Loi anti-gaspillage : cinq ans après, un rapport sénatorial relance la machine
Loi anti-gaspillage : cinq ans après, un rapport sénatorial relance la machine

Adoptée en 2020, la loi relative à la lutte contre le gaspillage et à l’économie circulaire (dite AGEC) devait révolutionner notre rapport aux déchets, au plastique et au réemploi. Cinq ans plus tard, les sénateurs ont dressé un bilan contrasté, sans renier l’utilité du texte mais en appelant à une relance politique et stratégique. Un rapport publié ce mercredi par la commission de l’Aménagement du territoire recommande une série d’ajustements pour redonner souffle à la loi. Les auteurs du rapport, les sénateurs Jacques Fernique (écologiste) et Marta de Cidrac (LR), ont volontairement écarté l’idée d’une refonte complète. À la place, ils plaident pour un nouveau cadrage, plus opérationnel, visant à corriger les lacunes d’application. Si certains progrès sont enregistrés, comme l’augmentation du fonds économie circulaire (passé à 300 millions d’euros), les objectifs majeurs restent hors d’atteinte. En particulier, la production de plastique a augmenté de plus de 3 % entre 2018 et 2021, alors qu’elle devait diminuer de 20 %.

Un pilotage à renforcer, un principe à élargir

Pour y remédier, les sénateurs demandent une stratégie interministérielle pilotée depuis Matignon, via le Secrétariat général à la planification écologique. Elle devrait fixer des objectifs chiffrés, être déclinée localement et s’appuyer sur les dispositifs existants comme les filières à Responsabilité Élargie du Producteur (REP). Ces dernières, qui imposent aux fabricants de prendre en charge la fin de vie de leurs produits, doivent selon eux être mieux encadrées. La modulation des éco-contributions est notamment visée, pour éviter qu’un producteur ne profite de marges injustifiées. 

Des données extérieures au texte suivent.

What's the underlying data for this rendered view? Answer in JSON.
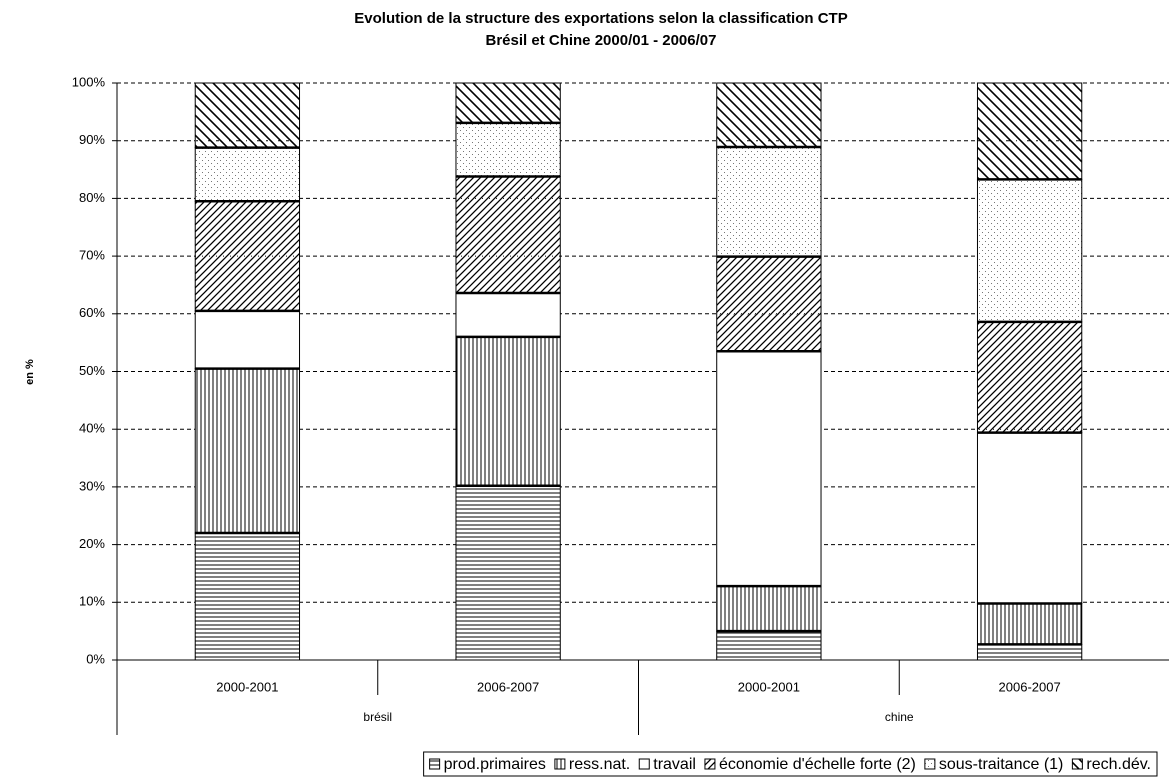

Une proposition de loi en perspective

Dans le prolongement de ce principe du « pollueur-payeur », le rapport recommande d’élargir la taxe générale sur les activités polluantes (TGAP) à des produits qui échappent aujourd’hui à toute responsabilité financière. Objectif : couvrir l’ensemble des flux mis sur le marché. Les rapporteurs proposent également une régulation plus stricte des pratiques commerciales jugées trop agressives, notamment en lien avec la surconsommation. Inspirés par le débat autour de la loi anti fast fashion, ils suggèrent d’encadrer plus fermement les stratégies promotionnelles. À ce stade, les ministères concernés n’ont pas été officiellement saisis. Le rapport vise à ouvrir le débat et pourrait déboucher sur une proposition de loi. Les sénateurs reconnaissent que les effets complets de la loi AGEC sont encore difficiles à évaluer, mais estiment qu’il est grand temps d’amorcer un second souffle.